Local food and the global supply chain

Waking up listening to Weekend Edition Sunday is one of the best parts of the weekend. There are the features like the weekly puzzle with Will Short and there are some of the best stories on radio. This Sunday was no exception. A story talked about the possibility of finding locally grown foods and one couple's year-long experiment of eating a local diet. It started, as so many things do, as a necessity to put together a good meal from the locally available resources and turned into an exploration of the follies of the global food supply chain.

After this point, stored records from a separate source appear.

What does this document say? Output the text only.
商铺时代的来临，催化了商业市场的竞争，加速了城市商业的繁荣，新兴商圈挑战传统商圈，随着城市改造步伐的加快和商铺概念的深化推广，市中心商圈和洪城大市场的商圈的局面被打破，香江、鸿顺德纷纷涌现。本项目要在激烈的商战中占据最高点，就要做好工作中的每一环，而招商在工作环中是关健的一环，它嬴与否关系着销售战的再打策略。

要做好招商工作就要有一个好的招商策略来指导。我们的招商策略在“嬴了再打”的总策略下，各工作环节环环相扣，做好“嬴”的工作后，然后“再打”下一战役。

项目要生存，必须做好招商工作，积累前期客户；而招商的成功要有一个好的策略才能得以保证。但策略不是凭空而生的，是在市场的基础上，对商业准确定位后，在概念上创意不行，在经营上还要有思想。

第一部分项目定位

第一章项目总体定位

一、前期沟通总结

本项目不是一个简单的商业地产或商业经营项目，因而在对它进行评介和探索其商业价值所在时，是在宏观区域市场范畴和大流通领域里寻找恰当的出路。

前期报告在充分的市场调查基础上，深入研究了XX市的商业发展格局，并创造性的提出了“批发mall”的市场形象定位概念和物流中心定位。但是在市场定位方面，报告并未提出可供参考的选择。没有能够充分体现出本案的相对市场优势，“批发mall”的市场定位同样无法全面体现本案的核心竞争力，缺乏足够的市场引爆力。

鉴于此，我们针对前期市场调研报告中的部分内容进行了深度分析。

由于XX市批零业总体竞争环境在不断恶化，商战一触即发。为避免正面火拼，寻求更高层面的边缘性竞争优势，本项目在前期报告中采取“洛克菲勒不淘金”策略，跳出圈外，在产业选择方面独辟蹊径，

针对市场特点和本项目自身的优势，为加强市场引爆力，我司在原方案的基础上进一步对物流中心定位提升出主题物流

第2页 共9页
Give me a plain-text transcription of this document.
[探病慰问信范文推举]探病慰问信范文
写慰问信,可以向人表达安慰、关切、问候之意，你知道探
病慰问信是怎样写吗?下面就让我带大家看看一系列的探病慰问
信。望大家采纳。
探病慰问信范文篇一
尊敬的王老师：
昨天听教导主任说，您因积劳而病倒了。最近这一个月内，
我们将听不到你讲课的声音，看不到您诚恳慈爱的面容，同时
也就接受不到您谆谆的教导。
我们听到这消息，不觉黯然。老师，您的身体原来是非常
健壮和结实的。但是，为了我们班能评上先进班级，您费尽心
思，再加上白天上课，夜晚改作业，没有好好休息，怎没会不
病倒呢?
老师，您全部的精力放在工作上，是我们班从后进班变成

Recent stories about the pet food recall have pointed out some of the problems with getting food from the lowest bidder. Free marketeers will boldly proclaim that if we just leave the market alone it will correct the problem. Ultimately they are correct. The question is are we willing to pay the price? When the market is left to correct this situation on its own it will be a brutal correction. There won't be a simple soft landing and awareness of the need to change. Rather there will be a catastrophic failure of the supply chain and there will be thousands of people starving when the market makes the folly known.

One of the ironies of the situation is that the groups who should have so much in common in this area are more often at odds than in harmony. The vegans, the ranchers, the environmentalists and the homeland security lobbies should all be united in fighting this fight. Instead each spends time putting down the other group instead of looking deeper and seeing that there is more in common than there is that divides us. Unfortunately until the last acre is paved and the last pineapple delivered from a jumbo-jet we won't get together and then it may be too late.